[ClusterLabs] Fwd: Multi cluster
Jan Pokorný
jpokorny at redhat.com
Sat Aug 5 07:11:03 EDT 2017
On 05/08/17 00:10 +0200, Jan Pokorný wrote:
> [addendum inline]
And some more...
> On 04/08/17 18:35 +0200, Jan Pokorný wrote:
>> On 03/08/17 20:37 +0530, sharafraz khan wrote:
>>> I am new to clustering so please ignore if my Question sounds silly, i have
>>> a requirement were in i need to create cluster for ERP application with
>>> apache, VIP component,below is the scenario
>>>
>>> We have 5 Sites,
>>> 1. DC
>>> 2. Site A
>>> 3. Site B
>>> 4. Site C
>>> 5. Site D
>>>
>>> Over here we need to configure HA as such that DC would be the primary Node
>>> hosting application & be accessed from by all the users in each sites, in
>>> case of Failure of DC Node, Site users should automatically be switched to
>>> there local ERP server, and not to the Nodes at other sites, so
>>> communication would be as below
>>>
>>> DC < -- > Site A
>>> DC < -- > Site B
>>> DC < -- > Site C
>>> DC < -- > Site D
Note that if you wanted to imply you generally rely on/are limited with
star-like network topology with a central machine doubling as a relay,
you distort our implicit notion (perhaps we should make it explicit)
of cluster forming a complete graph (directly or indirectly through
multicast) amongst the nodes of the healthy partition (corosync is not
as advanced to support grid/mesh/star topologies, but it's a non-goal
for a direct peer messaging layer to start with). Sure, you can
workaround this with tunnelling, at the cost of compromising
reliability (and efficiency) and hence high availability :)
With communication site x DC communication _after failure_, do you
mean checking if the DC is OK again or something else?
>>> Now the challenge is
>>>
>>> 1. If i create a cluster between say DC < -- > Site A it won't allow me to
>>> create another cluster on DC with other sites
>>>
>>> 2. if i setup all the nodes in single cluster how can i ensure that in case
>>> of Node Failure or loss of connectivity to DC node from any site, users
>>> from that sites should be switched to Local ERP node and not to nodes on
>>> other site.
>>>
>>> a urgent response and help would be quite helpful
>>
>> From your description, I suppose you are limited to just a single
>> machine per site/DC (making the overall picture prone to double
>> fault, first DC goes down, then any of the sites goes down, then
>> at least the clients of that very site encounter the downtime).

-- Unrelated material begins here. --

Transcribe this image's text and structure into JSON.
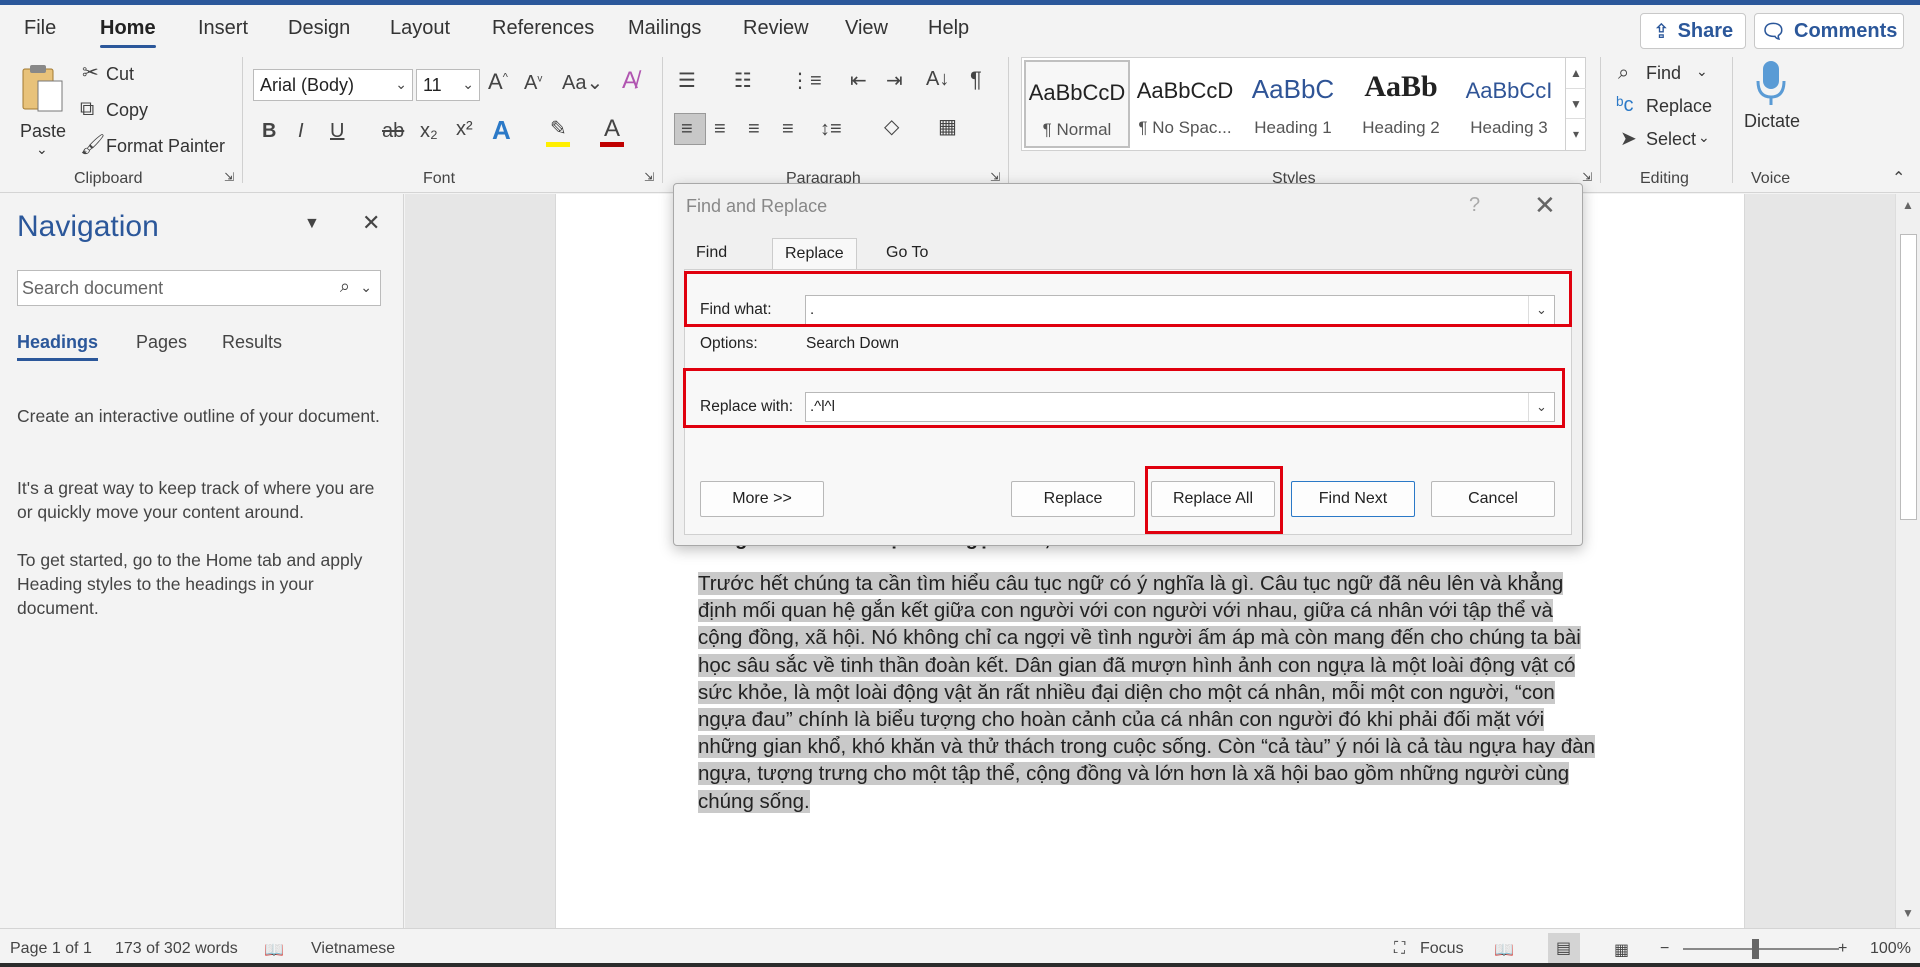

>> Otherwise I'd suggest looking at booth project that facilitates
>> inter-cluster (back to your "multi cluster") decisions, extending
>> upon pacemaker performing the intra-cluster ones.
>>
>> Using a single cluster approach, you should certainly be able to
>> model your fallback scenario, something like:
>>
>> - define a group A (VIP, apache, app), infinity-located with DC
>> - define a different group B with the same content, set up as clone
>> B_clone being (-infinity)-located with DC
>> - set up ordering "B_clone starts when A stops", of "Mandatory" kind
>>
>> Further tweaks may be needed.
>
> Hmm, actually VIP would not help much here, even if "ip" adapted per
> host ("#uname") as there're two conflicting principles ("globality"
> of the network for serving from DC vs. locality when serving from
> particular sites _in parallel_). Something more sophisticated would
> likely be needed.
Thinking about that more, the easiest solution _configuration-wise_
might be:
* single-real-node cluster at each of the sites, each having
- disabled fencing (but configure and enable when/if you add more nodes)
- a unique "prolonged arm" in a form of ocf:pacemaker:remote instance
to be running at DC (e.g. different ports can be used so as to avoid
communication clashes at DC)
- custom resource agent (e.g. customization of ocf:heartbeat:anything)
that will be just monitoring liveness of ERP application,
preferring to run at the DC through that very pacemaker-remote
- a unique IP (hostname mapping) which will be used by the users
of that very site to access the application
- VIP configured to represent that very IP, collocated with
the said monitoring agent, meaning that VIP will follow it,
i.e. will only run where the ERP application is running,
primarily will stay at DC, with the fallback to the home site
There are many adjustments possible on top of this sketch, which is
furthermore totally untested. Advantage is that you may add new nodes
at each site so as to achieve per-site HA. (But When also DC will get
clustered with additional nodes, then booth will likely be a way
forward.)
Note that to avoid race conditions, pacemaker-remote instances at DC
should not try to control the ERP application directly, but it should
rather be set for autonomous recovery (most simple restart-after-failure
case can be achieved, for instance, through service file directives
of systemd if that's how it gets launched).
This is definitely quite atypical workload from what I've seen so far,
and is not easy to wrap my head around.